Ethics of Emotion AI
Furthermore, a presentation on ethics, emotions, and AI was given by Andrew McStay (Bangor University) who emphasized the importance of stringent regulation in emotion recognition sphere to protect the public interest. In addition, McStay drew attention to already existing practice where certain retailers have already begun to record their customers’ behavior. Interestingly, McStay’s talk was based on several UK-based surveys aimed at identifying how people felt about emotion capture. He stressed that national regulators needed to consider the ethical consequences of usage of emotion recognition technologies.

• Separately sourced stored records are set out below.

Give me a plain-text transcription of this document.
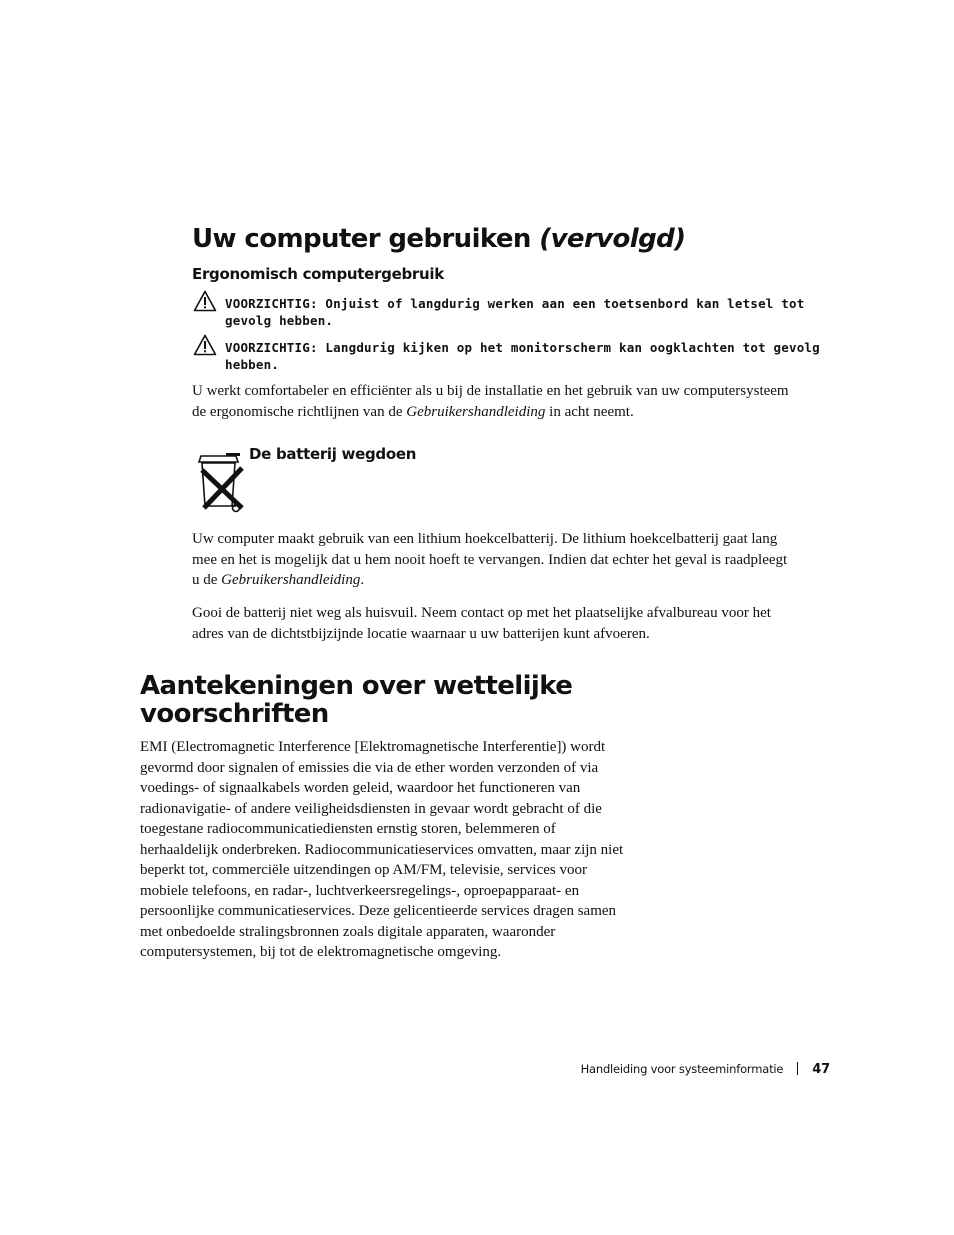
Uw computer gebruiken (vervolgd)
Ergonomisch computergebruik
VOORZICHTIG: Onjuist of langdurig werken aan een toetsenbord kan letsel tot
gevolg hebben.
VOORZICHTIG: Langdurig kijken op het monitorscherm kan oogklachten tot gevolg
hebben.

U werkt comfortabeler en efficiënter als u bij de installatie en het gebruik van uw computersysteem de ergonomische richtlijnen van de Gebruikershandleiding in acht neemt.

De batterij wegdoen

Uw computer maakt gebruik van een lithium hoekcelbatterij. De lithium hoekcelbatterij gaat lang mee en het is mogelijk dat u hem nooit hoeft te vervangen. Indien dat echter het geval is raadpleegt u de Gebruikershandleiding.

Gooi de batterij niet weg als huisvuil. Neem contact op met het plaatselijke afvalbureau voor het adres van de dichtstbijzijnde locatie waarnaar u uw batterijen kunt afvoeren.

Aantekeningen over wettelijke
voorschriften

EMI (Electromagnetic Interference [Elektromagnetische Interferentie]) wordt gevormd door signalen of emissies die via de ether worden verzonden of via voedings- of signaalkabels worden geleid, waardoor het functioneren van radionavigatie- of andere veiligheidsdiensten in gevaar wordt gebracht of die toegestane radiocommunicatiediensten ernstig storen, belemmeren of herhaaldelijk onderbreken. Radiocommunicatieservices omvatten, maar zijn niet beperkt tot, commerciële uitzendingen op AM/FM, televisie, services voor mobiele telefoons, en radar-, luchtverkeersregelings-, oproepapparaat- en persoonlijke communicatieservices. Deze gelicentieerde services dragen samen met onbedoelde stralingsbronnen zoals digitale apparaten, waaronder computersystemen, bij tot de elektromagnetische omgeving.

Handleiding voor systeeminformatie 47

Affective Computing Industrial Landscape
The workshop was finalized by the presentation of Olga Ingatyeva, fromIPERF, International Institute for Research Performance and Innovation Management e.V. Berlin, Germany. She gave a talk about business models in Affective Computing. In particular, Olga suggested how to commercialize the technical solutions offered by other participants of the workshop, and covered possible ethical issues related to the process. In addition, she interviewed numerous startups and scanned the market landscape (mostly US and Europe) in order to understand where Emotion AI industry is developed the most and which types of data different industries are using. Besides, she studied their revenue streams and key partners.
Overall, the workshop was enlightening and educational. We aim to organize such events more frequently in the future and pay special attention to different industries with the highest potential for usage of Emotion AI.
Author: Francesca Del Giudice, PR Specialist at Neurodata Lab.